UK unemployment rises to three-year high amid COVID-19 fallout
Updated 20:30, 13-Oct-2020
Aden-Jay Wood
A person wearing a protective face mask walking past a Job Centre Plus office in the UK. /Reuters

A person wearing a protective face mask walking past a Job Centre Plus office in the UK. /Reuters

The UK's unemployment rate rose to its highest level in three years between June and August as the COVID-19 pandemic continues to take its toll on jobs. 

The amount of jobless people grew to 4.5 percent, up from 4.2 percent in the previous quarter and 3.9 percent year-on-year, according to data released by the country’s Office for National Statistics (ONS). 

It is estimated that 1.52 million people in the UK were unemployed between June and August, up 209,000 year-on-year and 138,000 from the previous quarter. 

The annual increase was the largest since September to November 2011 and the quarterly increase was the largest since May to June 2009. 

Statistics suggest men have been hit hardest – the unemployment rate reaching 4.9 percent between June and August 2020, a rise of 0.7 percent from the previous quarter. Meanwhile, women had a jobless rate of 4.0 percent, a rise of 0.1 percent from the previous quarter. 


"Since the start of the pandemic there has been a sharp increase in those out of work and job hunting but more people telling us they are not actively looking for work," said Jonathan Athow, the ONS's deputy national statistician.

"There has also been a stark rise in the number of people who have recently been made redundant," he added.

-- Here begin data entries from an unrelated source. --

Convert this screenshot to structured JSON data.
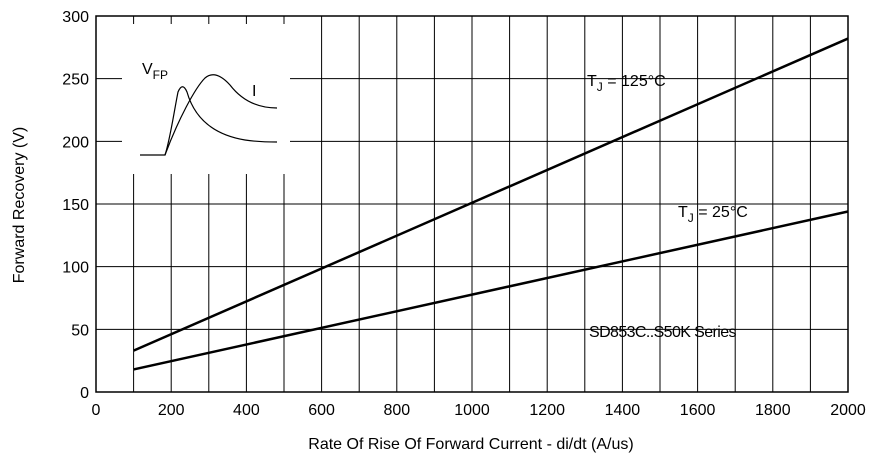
{
  "chart_data": {
    "type": "line",
    "xlabel": "Rate Of Rise Of Forward Current - di/dt (A/us)",
    "ylabel": "Forward Recovery (V)",
    "xlim": [
      0,
      2000
    ],
    "ylim": [
      0,
      300
    ],
    "xticks": [
      0,
      200,
      400,
      600,
      800,
      1000,
      1200,
      1400,
      1600,
      1800,
      2000
    ],
    "yticks": [
      0,
      50,
      100,
      150,
      200,
      250,
      300
    ],
    "grid": true,
    "series": [
      {
        "name": "TJ = 125°C",
        "label_main": "T",
        "label_sub": "J",
        "label_rest": " = 125°C",
        "x": [
          100,
          2000
        ],
        "y": [
          33,
          282
        ]
      },
      {
        "name": "TJ = 25°C",
        "label_main": "T",
        "label_sub": "J",
        "label_rest": " = 25°C",
        "x": [
          100,
          2000
        ],
        "y": [
          18,
          144
        ]
      }
    ],
    "annotation": "SD853C..S50K Series",
    "inset": {
      "voltage_label_main": "V",
      "voltage_label_sub": "FP",
      "current_label": "I"
    }
  }
}
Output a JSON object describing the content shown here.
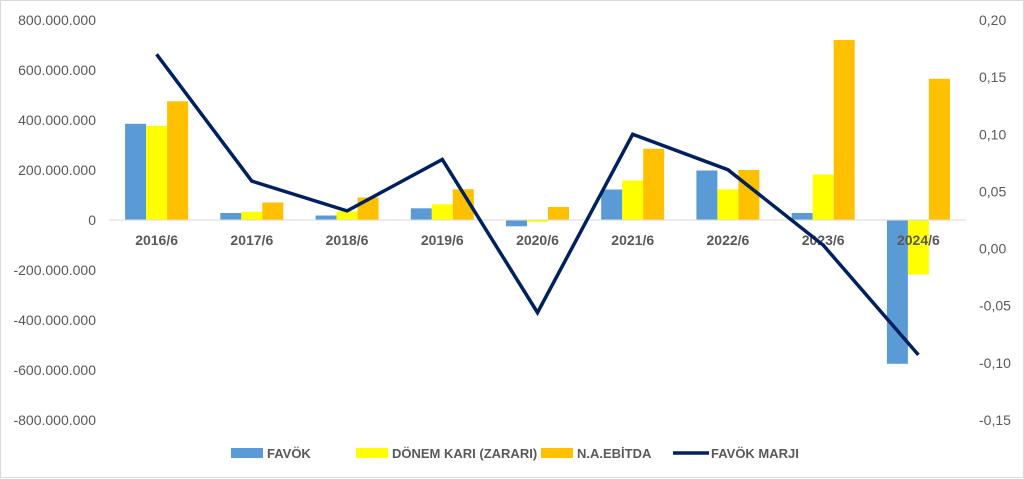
{
  "chart_data": {
    "type": "bar",
    "title": "",
    "categories": [
      "2016/6",
      "2017/6",
      "2018/6",
      "2019/6",
      "2020/6",
      "2021/6",
      "2022/6",
      "2023/6",
      "2024/6"
    ],
    "series": [
      {
        "name": "FAVÖK",
        "type": "bar",
        "axis": "left",
        "color": "#5b9bd5",
        "values": [
          385000000,
          28000000,
          18000000,
          47000000,
          -25000000,
          122000000,
          198000000,
          28000000,
          -575000000
        ]
      },
      {
        "name": "DÖNEM KARI (ZARARI)",
        "type": "bar",
        "axis": "left",
        "color": "#ffff00",
        "values": [
          377000000,
          33000000,
          35000000,
          63000000,
          -8000000,
          158000000,
          123000000,
          182000000,
          -218000000
        ]
      },
      {
        "name": "N.A.EBİTDA",
        "type": "bar",
        "axis": "left",
        "color": "#ffc000",
        "values": [
          475000000,
          70000000,
          90000000,
          123000000,
          52000000,
          285000000,
          200000000,
          720000000,
          565000000
        ]
      },
      {
        "name": "FAVÖK MARJI",
        "type": "line",
        "axis": "right",
        "color": "#002060",
        "values": [
          0.17,
          0.059,
          0.033,
          0.078,
          -0.056,
          0.1,
          0.069,
          0.003,
          -0.093
        ]
      }
    ],
    "y_left": {
      "min": -800000000,
      "max": 800000000,
      "step": 200000000,
      "ticks": [
        "800.000.000",
        "600.000.000",
        "400.000.000",
        "200.000.000",
        "0",
        "-200.000.000",
        "-400.000.000",
        "-600.000.000",
        "-800.000.000"
      ]
    },
    "y_right": {
      "min": -0.15,
      "max": 0.2,
      "step": 0.05,
      "ticks": [
        "0,20",
        "0,15",
        "0,10",
        "0,05",
        "0,00",
        "-0,05",
        "-0,10",
        "-0,15"
      ]
    },
    "grid": false,
    "legend_position": "bottom"
  }
}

The Uk's finance minister, Rishi Sunak, said on Tuesday his priority remained to slow the rising job losses. But added: "I've been honest with people from the start that we would unfortunately not be able to save every job."

Sunak is, however, replacing a $65.2 billion job-retention scheme, put in place earlier this year, with a less generous program at the end of October. 



Paul Dales, chief UK economist at Capital Economics research group, said: "The latest batch of data show that the labor market has been somewhat weaker than previously thought and that the fallout from the COVID-19 recession is intensifying," 

He added: "What's more, the prospect of the latest COVID-19 restrictions leading to the economic recovery stalling, if not going into reverse, means worse lies ahead."

The Bank of England has forecast that the unemployment rate will hit 7.5 percent by the end of the year, but its governor, Andrew Bailey, admitted on Monday the recovery could be weaker than its estimates. 

UK Prime Minister Boris Johnson on Monday tightened virus control measures as the nation experiences a surge in cases.

The northwest English city of Liverpool was the first area to be designated "very high risk" under a new three-tiered system.

From Wednesday, Liverpool will have inter-household mixing banned indoors and in private gardens, while pubs, bars, gyms, betting shops and casinos will close.

This has dealt a further huge blow to the hospitality sector and comes as the UK government's virus furlough scheme, paying the bulk of wages for millions of workers, is replaced from November by a watered-down program.

Kate Nicholls, CEO of UKHospitality, last week warned more than 560,000 jobs would be lost to the sector this year as the pandemic kills trade in bars, hotels, nightclubs, pubs and restaurants.

Britain's death toll from the virus is the highest in Europe at almost 43,000.